Oleh Soedjono Humardi, ia meneliti dan membagi sejarah kebudayaan spiritual di Indonesia ke dalam tiga periode, yakni: Zaman Purwa; Zaman Madya; Zaman Kontemporer.

Zaman Purwa adalah masa sebelum masuknya pengaruh-pengaruh dari luar, khususnya pengaruh agama-agama yang masuk ke Indonesia. Saat itu, kebudayaan spiritual Nusantara hadir.

Zaman Madya adalah sebuah zaman pertemuan dan interaksi antara kebudayaan spiritual dengan pengaruh agama-agama besar yang masuk ke Indonesia. Dari interaksi ini, timbul sinkretisme--yakni proses perpaduan antara nilai-nilai dasar kebudayaan spiritual dengan nilai dasar yang dibawa oleh pelbagai agama-agama besar--tujuannya mencari keserasian dan keseimbangan.
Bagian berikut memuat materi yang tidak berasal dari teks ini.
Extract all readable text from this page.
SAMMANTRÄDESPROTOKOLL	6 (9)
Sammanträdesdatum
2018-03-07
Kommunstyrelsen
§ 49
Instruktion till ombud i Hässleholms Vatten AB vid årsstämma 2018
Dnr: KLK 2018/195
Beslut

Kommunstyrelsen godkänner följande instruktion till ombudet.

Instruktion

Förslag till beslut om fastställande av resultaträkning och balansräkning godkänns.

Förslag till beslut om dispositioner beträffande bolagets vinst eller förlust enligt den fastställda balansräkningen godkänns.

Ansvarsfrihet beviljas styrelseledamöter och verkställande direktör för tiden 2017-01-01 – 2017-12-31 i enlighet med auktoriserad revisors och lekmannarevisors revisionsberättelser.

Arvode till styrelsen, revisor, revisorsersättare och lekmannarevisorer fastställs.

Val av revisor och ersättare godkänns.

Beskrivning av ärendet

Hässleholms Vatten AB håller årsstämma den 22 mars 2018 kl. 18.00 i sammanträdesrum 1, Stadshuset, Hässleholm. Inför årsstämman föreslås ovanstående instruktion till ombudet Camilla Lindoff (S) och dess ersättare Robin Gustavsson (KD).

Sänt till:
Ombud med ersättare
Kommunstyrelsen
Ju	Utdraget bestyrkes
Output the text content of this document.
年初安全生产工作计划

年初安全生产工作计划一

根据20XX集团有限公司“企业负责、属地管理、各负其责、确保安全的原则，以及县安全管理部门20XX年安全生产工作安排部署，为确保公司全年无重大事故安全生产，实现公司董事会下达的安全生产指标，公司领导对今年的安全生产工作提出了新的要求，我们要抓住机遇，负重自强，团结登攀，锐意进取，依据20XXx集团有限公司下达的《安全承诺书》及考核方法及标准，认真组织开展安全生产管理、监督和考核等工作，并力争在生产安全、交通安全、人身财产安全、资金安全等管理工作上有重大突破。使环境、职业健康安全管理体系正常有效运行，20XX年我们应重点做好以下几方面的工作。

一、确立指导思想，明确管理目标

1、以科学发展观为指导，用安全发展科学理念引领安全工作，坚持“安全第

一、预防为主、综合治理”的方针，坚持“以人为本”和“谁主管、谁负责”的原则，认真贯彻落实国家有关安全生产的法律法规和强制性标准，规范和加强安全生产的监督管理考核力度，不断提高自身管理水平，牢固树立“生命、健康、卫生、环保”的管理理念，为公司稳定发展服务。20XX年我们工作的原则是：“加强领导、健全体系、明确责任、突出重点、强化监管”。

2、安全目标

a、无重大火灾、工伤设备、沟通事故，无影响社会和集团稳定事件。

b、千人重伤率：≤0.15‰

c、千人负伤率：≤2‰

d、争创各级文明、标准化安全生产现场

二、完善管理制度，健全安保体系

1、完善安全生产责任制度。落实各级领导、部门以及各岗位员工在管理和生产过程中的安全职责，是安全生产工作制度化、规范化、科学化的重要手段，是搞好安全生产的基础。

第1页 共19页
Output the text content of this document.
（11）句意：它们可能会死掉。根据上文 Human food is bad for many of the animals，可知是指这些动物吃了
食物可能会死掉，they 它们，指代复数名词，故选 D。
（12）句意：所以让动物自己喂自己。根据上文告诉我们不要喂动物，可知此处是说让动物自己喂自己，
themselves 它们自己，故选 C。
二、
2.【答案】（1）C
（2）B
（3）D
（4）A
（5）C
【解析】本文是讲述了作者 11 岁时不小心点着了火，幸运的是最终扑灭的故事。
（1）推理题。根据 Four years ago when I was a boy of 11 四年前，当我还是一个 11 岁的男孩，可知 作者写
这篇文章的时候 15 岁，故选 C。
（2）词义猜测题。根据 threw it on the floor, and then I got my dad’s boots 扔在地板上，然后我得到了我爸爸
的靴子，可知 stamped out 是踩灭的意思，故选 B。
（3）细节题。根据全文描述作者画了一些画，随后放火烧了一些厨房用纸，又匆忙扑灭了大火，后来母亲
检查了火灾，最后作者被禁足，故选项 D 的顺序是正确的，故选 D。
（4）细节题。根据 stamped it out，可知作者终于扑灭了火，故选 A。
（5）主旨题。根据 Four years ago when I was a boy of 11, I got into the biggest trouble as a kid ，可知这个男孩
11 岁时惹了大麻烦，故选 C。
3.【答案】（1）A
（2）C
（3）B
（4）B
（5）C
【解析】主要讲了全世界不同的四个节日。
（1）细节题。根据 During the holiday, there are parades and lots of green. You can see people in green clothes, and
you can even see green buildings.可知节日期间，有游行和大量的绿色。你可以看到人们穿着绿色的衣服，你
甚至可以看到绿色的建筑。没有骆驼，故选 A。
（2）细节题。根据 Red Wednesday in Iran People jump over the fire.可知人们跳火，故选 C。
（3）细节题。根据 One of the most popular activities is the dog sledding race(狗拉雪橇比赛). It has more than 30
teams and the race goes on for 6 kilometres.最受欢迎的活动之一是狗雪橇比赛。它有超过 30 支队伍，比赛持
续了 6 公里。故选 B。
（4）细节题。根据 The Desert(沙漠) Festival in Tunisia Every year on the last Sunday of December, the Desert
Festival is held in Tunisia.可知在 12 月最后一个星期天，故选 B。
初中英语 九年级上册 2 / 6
Proses sinkretisme terjadi sampai pada saat sejarah kebudayaan spiritual Indonesia memasuki zaman kontemporer. Sinkretisme akhirnya membentuk aliran kebatinan yang membahas hidup dan kehidupan manusia dengan Tuhan yang Maha Esa.

Di dalamnya, kemudian tumbuh dan berkembang penghayatan terhadap Tuhan yang Maha Esa dan tentang peningkatan budi pekerti kemanusiaan yang luhur (Imam, 2005).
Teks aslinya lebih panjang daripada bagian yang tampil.